14 September 2014

A litany of reasons why Jack Wilshere is still overrated

Those who see the world through rose-colored glasses will have watched Arsenal's draw with Manchester City and point to it as proof that Jack Wilshere has once and for all silenced his critics. After all, they'll say, he scored one goal and assisted the other while leading Arsenal to a well-fought 2-2 draw with the defending champions. Hogwash, I say. Folderol. If he did so well on this day, why didn't he go for a brace or, better yet, a hat-trick? Just one assist? These are not the numbers of a talisman or a man on whom club or country can pin its hopes. Continue reading to learn more of why Wilshere's critics are right to have built him up beyond a point that any player can reach and then slated him for failing to reach that point.

His minions will point to statistics to prove that he dominated the match, and, yes, if "numbers" prove anything, well, we'd use them to figure out who outscored whom. On that account, Wilshere's goal and assist presumably prove something in a match in which his team scored two goals. However, wouldn't we have the right to expect him to do more than that? If numbers really meant something, wouldn't a player of Wilshere's apparent calibre manage to outscore his opponent, if not his own team? A goal and an assist in this situation clearly amount to style over substance.

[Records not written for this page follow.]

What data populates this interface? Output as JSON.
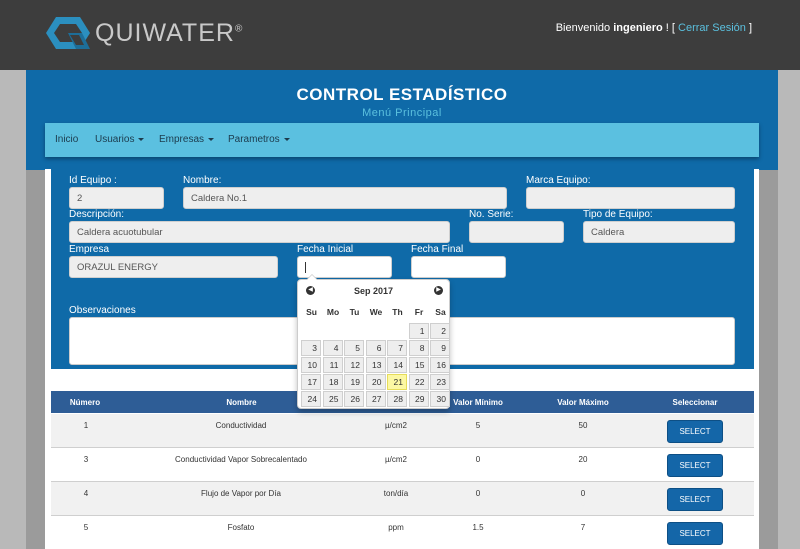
{
  "header": {
    "logo_text": "QUIWATER",
    "welcome_prefix": "Bienvenido",
    "username": "ingeniero",
    "welcome_suffix": "! [",
    "logout_label": "Cerrar Sesión",
    "close_bracket": "]"
  },
  "page": {
    "title": "CONTROL ESTADÍSTICO",
    "subtitle": "Menú Principal"
  },
  "nav": {
    "items": [
      {
        "label": "Inicio",
        "dropdown": false
      },
      {
        "label": "Usuarios",
        "dropdown": true
      },
      {
        "label": "Empresas",
        "dropdown": true
      },
      {
        "label": "Parametros",
        "dropdown": true
      }
    ]
  },
  "form": {
    "id_equipo": {
      "label": "Id Equipo :",
      "value": "2"
    },
    "nombre": {
      "label": "Nombre:",
      "value": "Caldera No.1"
    },
    "marca": {
      "label": "Marca Equipo:",
      "value": ""
    },
    "descripcion": {
      "label": "Descripción:",
      "value": "Caldera acuotubular"
    },
    "serie": {
      "label": "No. Serie:",
      "value": ""
    },
    "tipo": {
      "label": "Tipo de Equipo:",
      "value": "Caldera"
    },
    "empresa": {
      "label": "Empresa",
      "value": "ORAZUL ENERGY"
    },
    "fecha_inicial": {
      "label": "Fecha Inicial",
      "value": ""
    },
    "fecha_final": {
      "label": "Fecha Final",
      "value": ""
    },
    "observaciones": {
      "label": "Observaciones",
      "value": ""
    }
  },
  "datepicker": {
    "month_label": "Sep 2017",
    "prev_icon": "chevron-left-icon",
    "next_icon": "chevron-right-icon",
    "weekdays": [
      "Su",
      "Mo",
      "Tu",
      "We",
      "Th",
      "Fr",
      "Sa"
    ],
    "weeks": [
      [
        "",
        "",
        "",
        "",
        "",
        "1",
        "2"
      ],
      [
        "3",
        "4",
        "5",
        "6",
        "7",
        "8",
        "9"
      ],
      [
        "10",
        "11",
        "12",
        "13",
        "14",
        "15",
        "16"
      ],
      [
        "17",
        "18",
        "19",
        "20",
        "21",
        "22",
        "23"
      ],
      [
        "24",
        "25",
        "26",
        "27",
        "28",
        "29",
        "30"
      ]
    ],
    "today": "21",
    "today_color": "#fcf8a3"
  },
  "table": {
    "headers": [
      "Número",
      "Nombre",
      "",
      "Valor Mínimo",
      "Valor Máximo",
      "Seleccionar"
    ],
    "rows": [
      {
        "numero": "1",
        "nombre": "Conductividad",
        "unidad": "µ/cm2",
        "min": "5",
        "max": "50",
        "action": "SELECT"
      },
      {
        "numero": "3",
        "nombre": "Conductividad Vapor Sobrecalentado",
        "unidad": "µ/cm2",
        "min": "0",
        "max": "20",
        "action": "SELECT"
      },
      {
        "numero": "4",
        "nombre": "Flujo de Vapor por Día",
        "unidad": "ton/día",
        "min": "0",
        "max": "0",
        "action": "SELECT"
      },
      {
        "numero": "5",
        "nombre": "Fosfato",
        "unidad": "ppm",
        "min": "1.5",
        "max": "7",
        "action": "SELECT"
      }
    ]
  },
  "colors": {
    "primary": "#0f6aa8",
    "nav": "#5bc0e0",
    "table_header": "#2e5d96",
    "button": "#1466a8",
    "topbar": "#3d3d3d"
  }
}
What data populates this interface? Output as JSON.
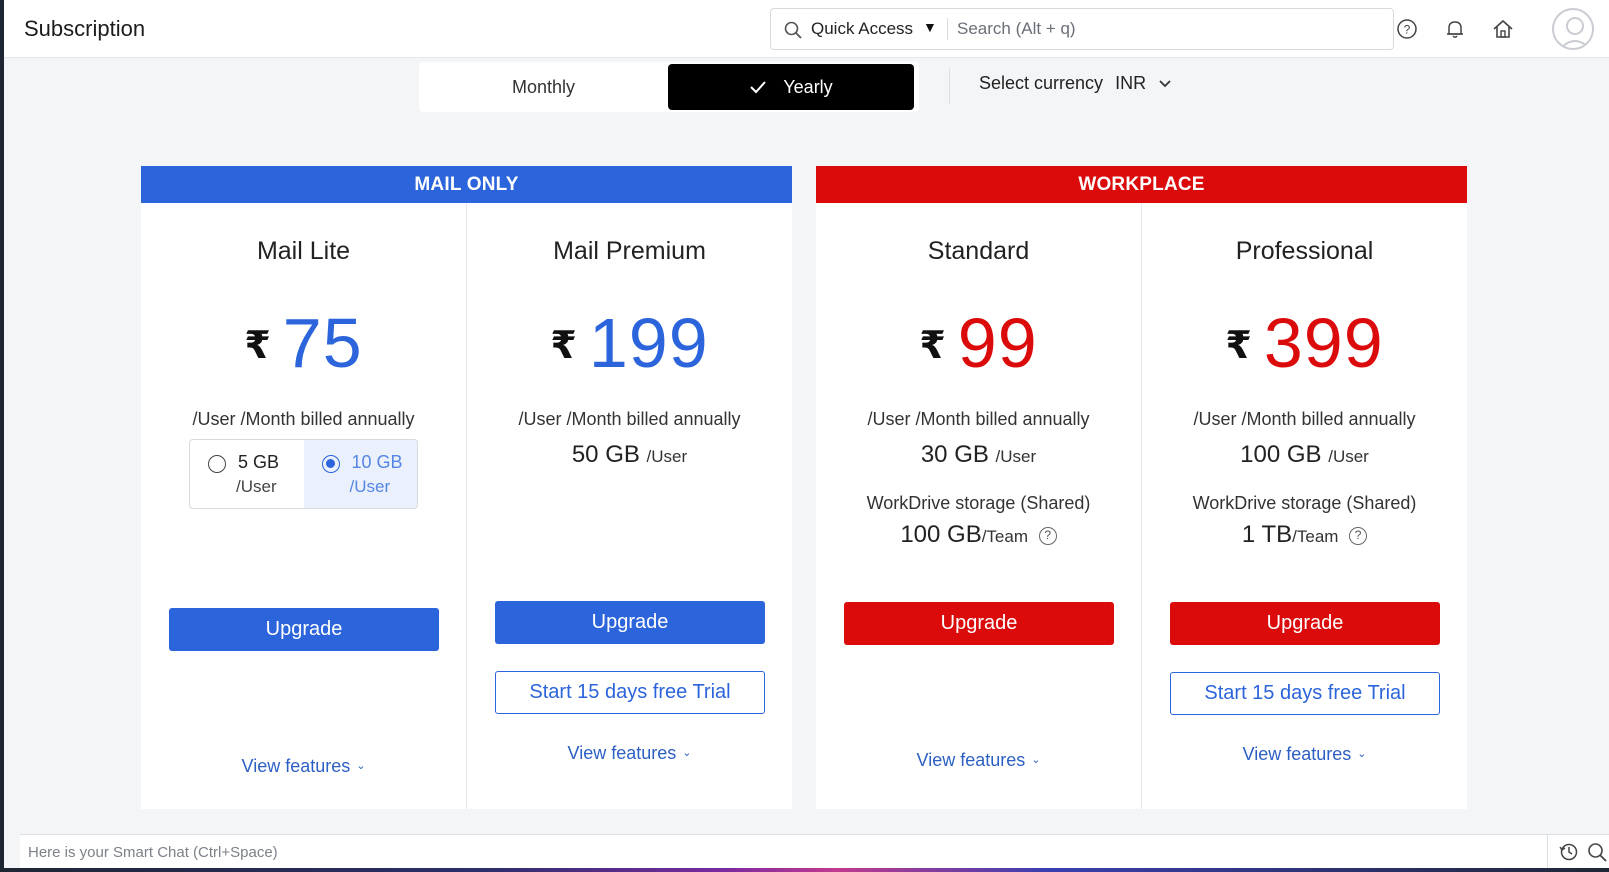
{
  "header": {
    "title": "Subscription",
    "quick_access_label": "Quick Access",
    "quick_access_caret": "▼",
    "search_placeholder": "Search (Alt + q)"
  },
  "billing": {
    "monthly_label": "Monthly",
    "yearly_label": "Yearly",
    "selected": "Yearly",
    "currency_label": "Select currency",
    "currency_value": "INR"
  },
  "groups": {
    "mail": {
      "banner": "MAIL ONLY",
      "color": "#2c64dc",
      "plans": {
        "lite": {
          "name": "Mail Lite",
          "currency_symbol": "₹",
          "price": "75",
          "billed": "/User /Month billed annually",
          "storage_options": [
            {
              "size": "5 GB",
              "per": "/User",
              "selected": false
            },
            {
              "size": "10 GB",
              "per": "/User",
              "selected": true
            }
          ],
          "upgrade_label": "Upgrade",
          "view_features_label": "View features"
        },
        "premium": {
          "name": "Mail Premium",
          "currency_symbol": "₹",
          "price": "199",
          "billed": "/User /Month billed annually",
          "storage": "50 GB",
          "storage_unit": "/User",
          "upgrade_label": "Upgrade",
          "trial_label": "Start 15 days free Trial",
          "view_features_label": "View features"
        }
      }
    },
    "workplace": {
      "banner": "WORKPLACE",
      "color": "#dc0b0b",
      "plans": {
        "standard": {
          "name": "Standard",
          "currency_symbol": "₹",
          "price": "99",
          "billed": "/User /Month billed annually",
          "storage": "30 GB",
          "storage_unit": "/User",
          "workdrive_label": "WorkDrive storage (Shared)",
          "workdrive_value": "100 GB",
          "workdrive_unit": "/Team",
          "upgrade_label": "Upgrade",
          "view_features_label": "View features"
        },
        "professional": {
          "name": "Professional",
          "currency_symbol": "₹",
          "price": "399",
          "billed": "/User /Month billed annually",
          "storage": "100 GB",
          "storage_unit": "/User",
          "workdrive_label": "WorkDrive storage (Shared)",
          "workdrive_value": "1 TB",
          "workdrive_unit": "/Team",
          "upgrade_label": "Upgrade",
          "trial_label": "Start 15 days free Trial",
          "view_features_label": "View features"
        }
      }
    }
  },
  "chat": {
    "placeholder": "Here is your Smart Chat (Ctrl+Space)"
  },
  "icons": {
    "help": "?",
    "check": "✓",
    "chevron": "⌄"
  }
}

Speaking of style, how can any player be considered world-class if he (okay, fine, or "she") is as one-footed as this Wilshere? Would it kill him to use his right foot for something other than running and scoring? I almost hate to bring up old superstitions, but we all know that left derives from Old English's lyft, with an original meaning of  "weak or foolish." Wilshere is the only player anywhere who uses his left foot, so the ineluctable conclusion is that he is weak and foolish. Watching film of the man, one almost wonders if he believes that it's a violation to pass or dribble with his right. No one in the history of anything has ever relied on just one limb to get things done. Listen, Jack. Just because we call it football shouldn't prevent you from using both feet. I presume you use a toothbrush to brush just one tooth, or are you so special as to own a magical teethbrush? I rest my case.

Having rested my case, I'll now continue. Yes, I'll admit, by certain standards, Mr. Wilshere did well. He ran about, he knocked other players down, he passed to teammates who almost scored, but he did all of this without facing Yaya "the standard against which all defensive midfielder-ish players shall be judged" Touré. Without Touré in there, Wilshere comes off as a flat-track bully, bossing lesser players about willy-nilly. At one point, I do believe the ruffian rudely shouldered Nasri to the ground for no other reason than Nasri's unbearable personality or, perhaps, to win the ball. Would Wilshere have tried such shenanigans against Touré? I think not. In fact, this domineering performance in midfield, during which he won challenges, intercepted passes, and decided who else on his team would get the ball, comes across as a bit lacking in tact or good upbringing. Would you believe that, at one point, he was so crass as to "nutmeg" an opposing player? A gentleman knows that the better part of valour is discretion, and Wilshere, should he aspire to being known as a 'class' player, would do well to curtail his peregrinations in order to let others have a chance to get a touch on the ball from time to time rather than taking it from them or refusing to let them have it until he got bored.

When he did deign to share the ball with a teammate, the result was all too predictable. He chipped in for Alexis, but Hart got to it first. He threaded another pass to Alexis, but Alexis had to attempt a pass to Welbeck that Zabaleta blocked. His header into to Alexis was little more than luck, the exception that proves the rule. He chipped in for Ramsey, but the pass was piss-poor and Ramsey couldn't finish. Each of these failures falls at the feet—er, excuse me—foot of Wilshere. Now, it may be to much to ask that every pass become an assist, but, surely, every pass into the box must, at a minimum, lead to a goal, or the passer is rubbish. Given that only one of Wilshere's 65 passes led to goal (a rate of return of only 1.5%, for you statisticians) can we seriously take ourselves seriously if we continue to give a free pass to this Wilshere?

He's been in playing in the Prem for six years now. Six. Math has never been my strong-suit, but I reckon that he must be 'round about 28, maybe 29 years old by now.  It's high-time he start proving the nay-sayers wrong. Most players hit their stride and realize their potential somewhere in their mid-20's, with a wheelhouse of 23 to 26 years of age. I can't be bothered to look up how old Wilshere is or when he as born, but I daresay that the window must surely be closing if it hasn't already. No player in history has failed to impress to this point in his career only to blossom shortly thereafter.

Long story short, Mr. Wilshere, your best wasn't good enough, nor will it ever be.